New challenges occur rapid-fire, not waiting for groups to catch up. Operational environments change quickly and frequently, requiring constant adaptation for both your organization and your customers, who often need products with multiple configurations. Without a holistic process in overall alignment, individual acquisition components grow isolated and start to work more at cross-purposes, driving activity without achieving milestones.
Are you certain you can provide new or upgraded products or services immediately at best value?
In our work with many large organizations, my team and I have developed a process to create effective operational life cycles for new and upgraded products and services. With unique focus, we tap the talent and expertise of all stakeholders, forging from the start collaborative bonds among individuals and groups. This work becomes a model for new product line management, integrating all aspects of a complex environment in what becomes a clearly mapped system of activity, role, and cost.
When I see successful efforts to optimize production,or to regroup after failures to optimize, I notice a recurring theme. Sometimes it’s front and center, sometimes it’s a marginal note or implicit in the story, but what always happens is that dialogue is restored. I’m in the business of optimizing productivity. Productivity relies on dialogue. Organizational assessments, strategic plans, implementation tools, and performance measures only do part of their job if they fail to take dialogue to the next level.
Another way to look at it is this: To be effectively used, strategies must be clear. That’s true. Goals must be achievable. That’s true, too. On top of that, any effort to drive productivity, including the profit or savings it creates, will fail in the long term unless there’s dialogue to keep business goals grounded in reality.
Are you wondering if committing to a standardized and continuous improvement process would be worth it?
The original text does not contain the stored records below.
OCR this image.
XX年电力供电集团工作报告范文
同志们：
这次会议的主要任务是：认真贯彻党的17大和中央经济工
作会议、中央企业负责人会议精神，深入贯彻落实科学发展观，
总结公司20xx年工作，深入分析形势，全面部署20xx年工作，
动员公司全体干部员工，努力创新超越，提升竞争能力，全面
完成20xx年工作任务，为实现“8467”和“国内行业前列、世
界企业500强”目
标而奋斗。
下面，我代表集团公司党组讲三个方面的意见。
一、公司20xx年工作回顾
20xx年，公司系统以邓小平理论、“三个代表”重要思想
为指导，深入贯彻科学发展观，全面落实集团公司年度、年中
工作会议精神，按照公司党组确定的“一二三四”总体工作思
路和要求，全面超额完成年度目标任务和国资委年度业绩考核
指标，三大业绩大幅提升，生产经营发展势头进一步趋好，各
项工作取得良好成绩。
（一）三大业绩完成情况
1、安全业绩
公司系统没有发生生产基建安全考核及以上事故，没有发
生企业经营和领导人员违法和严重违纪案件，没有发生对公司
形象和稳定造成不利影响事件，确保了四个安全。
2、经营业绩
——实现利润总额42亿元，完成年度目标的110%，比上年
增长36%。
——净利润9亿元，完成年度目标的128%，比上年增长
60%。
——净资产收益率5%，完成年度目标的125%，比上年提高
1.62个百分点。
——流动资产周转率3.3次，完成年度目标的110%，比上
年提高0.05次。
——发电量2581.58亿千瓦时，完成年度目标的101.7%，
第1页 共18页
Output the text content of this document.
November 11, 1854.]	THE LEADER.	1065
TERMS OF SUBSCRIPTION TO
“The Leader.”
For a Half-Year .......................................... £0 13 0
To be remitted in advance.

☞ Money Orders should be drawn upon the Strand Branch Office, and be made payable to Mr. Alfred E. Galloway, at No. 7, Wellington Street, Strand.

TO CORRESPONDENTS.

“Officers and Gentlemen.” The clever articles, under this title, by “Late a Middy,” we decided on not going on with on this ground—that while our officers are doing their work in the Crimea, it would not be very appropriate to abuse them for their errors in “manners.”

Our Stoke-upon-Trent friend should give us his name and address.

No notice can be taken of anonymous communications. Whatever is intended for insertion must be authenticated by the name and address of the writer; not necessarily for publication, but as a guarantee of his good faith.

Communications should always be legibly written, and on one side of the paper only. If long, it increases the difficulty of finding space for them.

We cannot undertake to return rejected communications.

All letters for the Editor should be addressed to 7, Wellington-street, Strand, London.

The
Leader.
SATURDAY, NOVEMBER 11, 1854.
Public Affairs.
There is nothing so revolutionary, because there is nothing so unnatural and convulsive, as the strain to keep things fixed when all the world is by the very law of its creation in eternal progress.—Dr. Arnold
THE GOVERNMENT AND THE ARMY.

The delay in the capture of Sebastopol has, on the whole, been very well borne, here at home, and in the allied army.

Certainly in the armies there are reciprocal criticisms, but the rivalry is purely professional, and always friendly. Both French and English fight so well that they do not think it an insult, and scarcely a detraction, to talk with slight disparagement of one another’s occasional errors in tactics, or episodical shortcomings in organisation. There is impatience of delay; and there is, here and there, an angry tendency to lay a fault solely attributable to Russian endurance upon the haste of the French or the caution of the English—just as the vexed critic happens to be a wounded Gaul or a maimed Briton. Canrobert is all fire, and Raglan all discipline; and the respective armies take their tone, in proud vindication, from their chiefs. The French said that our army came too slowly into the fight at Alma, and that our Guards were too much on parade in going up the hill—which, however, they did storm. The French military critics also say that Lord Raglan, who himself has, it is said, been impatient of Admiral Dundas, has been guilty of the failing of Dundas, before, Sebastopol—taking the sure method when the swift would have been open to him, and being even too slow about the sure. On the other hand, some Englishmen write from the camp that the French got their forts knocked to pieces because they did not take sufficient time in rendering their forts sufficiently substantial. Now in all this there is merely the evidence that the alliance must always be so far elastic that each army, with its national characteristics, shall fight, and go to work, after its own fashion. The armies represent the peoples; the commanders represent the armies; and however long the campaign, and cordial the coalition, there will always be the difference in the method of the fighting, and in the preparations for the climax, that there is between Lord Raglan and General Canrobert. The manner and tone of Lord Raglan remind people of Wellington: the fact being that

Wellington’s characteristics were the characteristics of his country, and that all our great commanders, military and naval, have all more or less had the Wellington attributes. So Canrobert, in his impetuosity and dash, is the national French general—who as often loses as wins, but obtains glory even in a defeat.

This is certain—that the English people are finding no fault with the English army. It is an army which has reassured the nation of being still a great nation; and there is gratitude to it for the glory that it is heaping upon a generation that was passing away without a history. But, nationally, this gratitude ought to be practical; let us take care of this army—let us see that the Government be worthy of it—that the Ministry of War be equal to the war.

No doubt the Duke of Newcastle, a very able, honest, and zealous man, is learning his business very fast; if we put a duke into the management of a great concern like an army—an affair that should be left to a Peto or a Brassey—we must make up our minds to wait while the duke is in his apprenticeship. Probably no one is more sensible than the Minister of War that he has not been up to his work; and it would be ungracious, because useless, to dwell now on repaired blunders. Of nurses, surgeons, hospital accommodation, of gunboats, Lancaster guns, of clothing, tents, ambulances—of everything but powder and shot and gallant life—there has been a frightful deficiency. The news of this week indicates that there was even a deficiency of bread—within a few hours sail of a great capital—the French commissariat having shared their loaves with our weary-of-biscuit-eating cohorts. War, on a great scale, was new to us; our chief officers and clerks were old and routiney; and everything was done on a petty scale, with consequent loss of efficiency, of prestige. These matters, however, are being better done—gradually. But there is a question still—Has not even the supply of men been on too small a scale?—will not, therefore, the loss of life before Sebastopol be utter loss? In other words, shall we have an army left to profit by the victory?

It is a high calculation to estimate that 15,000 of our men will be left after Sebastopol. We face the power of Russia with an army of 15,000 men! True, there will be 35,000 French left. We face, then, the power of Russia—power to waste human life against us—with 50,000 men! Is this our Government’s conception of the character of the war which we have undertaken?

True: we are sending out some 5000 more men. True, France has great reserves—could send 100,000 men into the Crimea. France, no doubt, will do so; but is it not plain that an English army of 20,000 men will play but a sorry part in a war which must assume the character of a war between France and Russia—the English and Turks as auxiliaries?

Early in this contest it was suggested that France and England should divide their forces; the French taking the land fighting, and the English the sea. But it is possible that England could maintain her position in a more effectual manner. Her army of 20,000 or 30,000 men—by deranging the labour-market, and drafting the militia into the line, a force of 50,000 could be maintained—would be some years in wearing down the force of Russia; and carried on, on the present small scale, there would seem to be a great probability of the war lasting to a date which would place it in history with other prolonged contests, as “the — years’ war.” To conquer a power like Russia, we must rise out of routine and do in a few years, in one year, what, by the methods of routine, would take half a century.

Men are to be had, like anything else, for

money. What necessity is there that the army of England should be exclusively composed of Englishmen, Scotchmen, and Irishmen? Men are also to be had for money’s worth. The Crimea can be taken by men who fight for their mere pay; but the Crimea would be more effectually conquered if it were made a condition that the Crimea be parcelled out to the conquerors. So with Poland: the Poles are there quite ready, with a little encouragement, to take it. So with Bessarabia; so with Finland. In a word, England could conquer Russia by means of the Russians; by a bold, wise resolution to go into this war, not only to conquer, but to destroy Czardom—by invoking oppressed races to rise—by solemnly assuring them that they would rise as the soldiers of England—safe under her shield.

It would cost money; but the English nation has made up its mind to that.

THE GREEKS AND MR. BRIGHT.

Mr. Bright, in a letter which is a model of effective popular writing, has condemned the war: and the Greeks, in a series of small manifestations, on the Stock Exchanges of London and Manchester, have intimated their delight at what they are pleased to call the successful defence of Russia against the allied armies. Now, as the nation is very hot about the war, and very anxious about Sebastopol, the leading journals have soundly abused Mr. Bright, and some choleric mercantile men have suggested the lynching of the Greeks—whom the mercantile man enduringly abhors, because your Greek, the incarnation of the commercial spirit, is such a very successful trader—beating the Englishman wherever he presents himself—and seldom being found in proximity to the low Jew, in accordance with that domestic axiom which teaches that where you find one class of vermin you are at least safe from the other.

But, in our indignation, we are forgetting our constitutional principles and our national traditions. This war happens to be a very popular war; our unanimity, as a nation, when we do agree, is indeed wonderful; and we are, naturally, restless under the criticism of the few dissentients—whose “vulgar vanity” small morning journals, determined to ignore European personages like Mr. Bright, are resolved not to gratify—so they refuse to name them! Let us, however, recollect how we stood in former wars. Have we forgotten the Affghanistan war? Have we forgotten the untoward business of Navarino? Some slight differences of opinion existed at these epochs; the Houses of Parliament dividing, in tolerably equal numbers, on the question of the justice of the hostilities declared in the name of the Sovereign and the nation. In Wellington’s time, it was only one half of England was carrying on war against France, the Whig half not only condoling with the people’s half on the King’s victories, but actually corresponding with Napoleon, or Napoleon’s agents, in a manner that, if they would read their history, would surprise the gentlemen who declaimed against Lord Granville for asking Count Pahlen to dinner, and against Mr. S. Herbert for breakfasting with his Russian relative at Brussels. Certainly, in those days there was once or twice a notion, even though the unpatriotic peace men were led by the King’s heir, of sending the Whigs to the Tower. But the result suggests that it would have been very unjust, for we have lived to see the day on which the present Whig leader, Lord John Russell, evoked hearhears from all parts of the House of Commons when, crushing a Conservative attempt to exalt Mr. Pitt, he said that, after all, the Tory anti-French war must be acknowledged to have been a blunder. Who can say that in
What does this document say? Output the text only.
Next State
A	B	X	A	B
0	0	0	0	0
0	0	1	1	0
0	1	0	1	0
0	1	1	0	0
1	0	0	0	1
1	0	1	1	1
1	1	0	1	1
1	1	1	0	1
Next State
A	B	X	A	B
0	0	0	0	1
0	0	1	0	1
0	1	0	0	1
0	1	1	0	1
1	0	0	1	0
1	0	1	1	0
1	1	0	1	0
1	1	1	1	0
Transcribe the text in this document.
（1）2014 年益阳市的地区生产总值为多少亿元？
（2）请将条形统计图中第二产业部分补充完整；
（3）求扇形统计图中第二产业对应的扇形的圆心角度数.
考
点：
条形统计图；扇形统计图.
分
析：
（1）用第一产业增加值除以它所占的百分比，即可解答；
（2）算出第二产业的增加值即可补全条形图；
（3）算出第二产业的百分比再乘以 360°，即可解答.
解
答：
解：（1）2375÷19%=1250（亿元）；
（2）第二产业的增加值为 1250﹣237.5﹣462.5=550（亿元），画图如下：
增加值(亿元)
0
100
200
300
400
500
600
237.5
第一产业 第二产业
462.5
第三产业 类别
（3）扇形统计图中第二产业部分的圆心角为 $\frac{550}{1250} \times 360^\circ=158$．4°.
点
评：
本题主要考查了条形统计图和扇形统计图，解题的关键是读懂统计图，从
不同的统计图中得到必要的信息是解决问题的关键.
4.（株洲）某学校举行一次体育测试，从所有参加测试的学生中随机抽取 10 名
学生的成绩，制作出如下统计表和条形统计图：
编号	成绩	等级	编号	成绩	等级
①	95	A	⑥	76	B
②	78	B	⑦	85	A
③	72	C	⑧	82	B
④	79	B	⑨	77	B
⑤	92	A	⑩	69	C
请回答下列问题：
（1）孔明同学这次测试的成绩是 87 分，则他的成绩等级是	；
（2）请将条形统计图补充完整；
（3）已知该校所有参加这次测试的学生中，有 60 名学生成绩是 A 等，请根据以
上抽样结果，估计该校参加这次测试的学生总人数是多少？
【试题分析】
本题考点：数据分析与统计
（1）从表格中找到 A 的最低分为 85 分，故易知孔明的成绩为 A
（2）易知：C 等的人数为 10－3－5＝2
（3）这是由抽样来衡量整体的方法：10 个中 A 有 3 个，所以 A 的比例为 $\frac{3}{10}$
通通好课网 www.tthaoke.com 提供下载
If so, here are some questions to provide food for thought:
- Do we routinely integrate processes across the enterprise to maintain efficiencies?
- How can we focus every resource and wellspring of talent on delivering customer value?
- What value streams really drive my enterprise’s success?
- How do we know what outcomes our customers really value?
- How do we inspire all staff to connect directly to creating customer value?
- How do we monitor cross-organizational processes?
- Do we have performance issues, process problems, or both?